Solo le circostanze attenuanti si applicano se ritenute sussistenti dal reo, non anche le
circostanze aggravanti.
Le cause di giustificazione si applicano anche se non erano conosciute dall’agente.
Per le circostanze vige il principio del favor rei.
Quando un reato è commesso da più persone bisogna distinguere due tipologie diverse di
circostanza:
1. soggettive, che attengono ad una qualifica personale dell’agente (ad esempio un
pubblico ufficiale);
2. oggettive, riguardanti il fatto in sé (condotta, gravità, finalità, condizioni del soggetto
passivo, etc.).
Le circostanze soggettive non si stendono ai compartecipi, mentre le circostanze oggettive
vengono applicate nei confronti di tutti i complici.

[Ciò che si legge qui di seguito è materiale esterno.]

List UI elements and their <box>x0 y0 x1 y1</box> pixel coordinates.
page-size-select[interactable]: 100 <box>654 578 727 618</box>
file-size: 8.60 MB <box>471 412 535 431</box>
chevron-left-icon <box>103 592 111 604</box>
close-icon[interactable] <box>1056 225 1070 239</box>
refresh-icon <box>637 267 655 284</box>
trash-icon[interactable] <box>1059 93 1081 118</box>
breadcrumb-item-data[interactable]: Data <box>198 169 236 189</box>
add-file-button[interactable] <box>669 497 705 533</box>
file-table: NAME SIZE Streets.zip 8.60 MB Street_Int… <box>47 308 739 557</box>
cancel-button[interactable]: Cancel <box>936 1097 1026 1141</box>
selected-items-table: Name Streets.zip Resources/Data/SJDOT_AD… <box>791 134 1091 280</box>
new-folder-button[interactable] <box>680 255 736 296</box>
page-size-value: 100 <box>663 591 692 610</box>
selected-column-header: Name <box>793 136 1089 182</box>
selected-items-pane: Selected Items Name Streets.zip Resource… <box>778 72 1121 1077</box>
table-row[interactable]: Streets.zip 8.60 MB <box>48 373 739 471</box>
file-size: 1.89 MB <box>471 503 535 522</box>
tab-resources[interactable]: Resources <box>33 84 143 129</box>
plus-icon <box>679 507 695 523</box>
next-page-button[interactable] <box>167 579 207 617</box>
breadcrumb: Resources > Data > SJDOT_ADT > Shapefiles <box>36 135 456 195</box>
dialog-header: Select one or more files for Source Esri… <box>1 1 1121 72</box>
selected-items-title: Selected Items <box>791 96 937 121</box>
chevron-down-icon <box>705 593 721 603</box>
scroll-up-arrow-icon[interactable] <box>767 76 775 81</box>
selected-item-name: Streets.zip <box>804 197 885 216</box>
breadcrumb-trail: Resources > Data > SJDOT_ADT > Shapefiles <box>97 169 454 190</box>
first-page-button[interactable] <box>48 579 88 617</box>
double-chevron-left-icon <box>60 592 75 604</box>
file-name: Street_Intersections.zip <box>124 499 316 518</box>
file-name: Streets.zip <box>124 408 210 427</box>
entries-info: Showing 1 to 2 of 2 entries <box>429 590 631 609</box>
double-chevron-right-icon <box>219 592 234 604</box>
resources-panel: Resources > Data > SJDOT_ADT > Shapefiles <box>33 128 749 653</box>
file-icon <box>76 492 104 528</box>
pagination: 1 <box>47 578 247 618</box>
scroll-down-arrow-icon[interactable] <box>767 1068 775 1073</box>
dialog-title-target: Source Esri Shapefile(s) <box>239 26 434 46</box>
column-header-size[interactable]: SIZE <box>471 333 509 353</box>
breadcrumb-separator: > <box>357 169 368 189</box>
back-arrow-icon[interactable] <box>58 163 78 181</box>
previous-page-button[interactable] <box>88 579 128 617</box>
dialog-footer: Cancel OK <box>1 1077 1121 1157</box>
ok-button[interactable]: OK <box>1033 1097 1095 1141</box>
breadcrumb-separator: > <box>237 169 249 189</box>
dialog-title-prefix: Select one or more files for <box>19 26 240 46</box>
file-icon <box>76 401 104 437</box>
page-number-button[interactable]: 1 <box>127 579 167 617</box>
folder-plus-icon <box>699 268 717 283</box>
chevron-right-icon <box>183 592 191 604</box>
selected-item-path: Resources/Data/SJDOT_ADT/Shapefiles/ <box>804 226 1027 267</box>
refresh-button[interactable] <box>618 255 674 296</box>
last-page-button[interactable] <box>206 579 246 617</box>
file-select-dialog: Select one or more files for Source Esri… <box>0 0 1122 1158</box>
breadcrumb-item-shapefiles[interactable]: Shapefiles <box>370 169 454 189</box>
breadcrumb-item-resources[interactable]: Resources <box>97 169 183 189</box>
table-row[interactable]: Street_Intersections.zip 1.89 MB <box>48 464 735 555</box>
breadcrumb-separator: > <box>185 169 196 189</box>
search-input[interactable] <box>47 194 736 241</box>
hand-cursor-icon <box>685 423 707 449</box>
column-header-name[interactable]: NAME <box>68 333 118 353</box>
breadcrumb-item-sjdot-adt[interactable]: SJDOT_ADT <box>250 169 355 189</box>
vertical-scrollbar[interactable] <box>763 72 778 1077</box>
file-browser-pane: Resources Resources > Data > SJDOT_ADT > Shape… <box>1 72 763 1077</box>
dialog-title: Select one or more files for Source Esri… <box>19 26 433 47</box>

Il concorso di reati si verifica quando l’agente, mediante una sola azione od omissione,
ovvero con più azioni od omissioni, pone in essere l’esecuzione di più reati.
Il concorso si distingue in:
1. formale, quando più reati vengono commessi insieme con una sola azione od
omissione;
2. materiale, quando più reati vengono commessi mediante più azioni od omissioni.
Tale tipologia di concorso si verifica anche per azioni od omissioni reiterate nel
tempo, ovvero quando si realizzano diversi reati con più azioni od omissioni.
Per il legislatore è più grave il concorso materiale rispetto a quello formale.
La conseguenza sanzionatoria per il concorso formale deve essere applicata individuando
il reato più grave e la pena prevista, aumentando così la pena per ogni reato ulteriore,
senza superare però il triplo della pena iniziale.
L’istituto del reato continuato, nonostante la terminologia utilizzata, individua una serie di
reati tutti tra loro correlati da un medesimo disegno criminoso.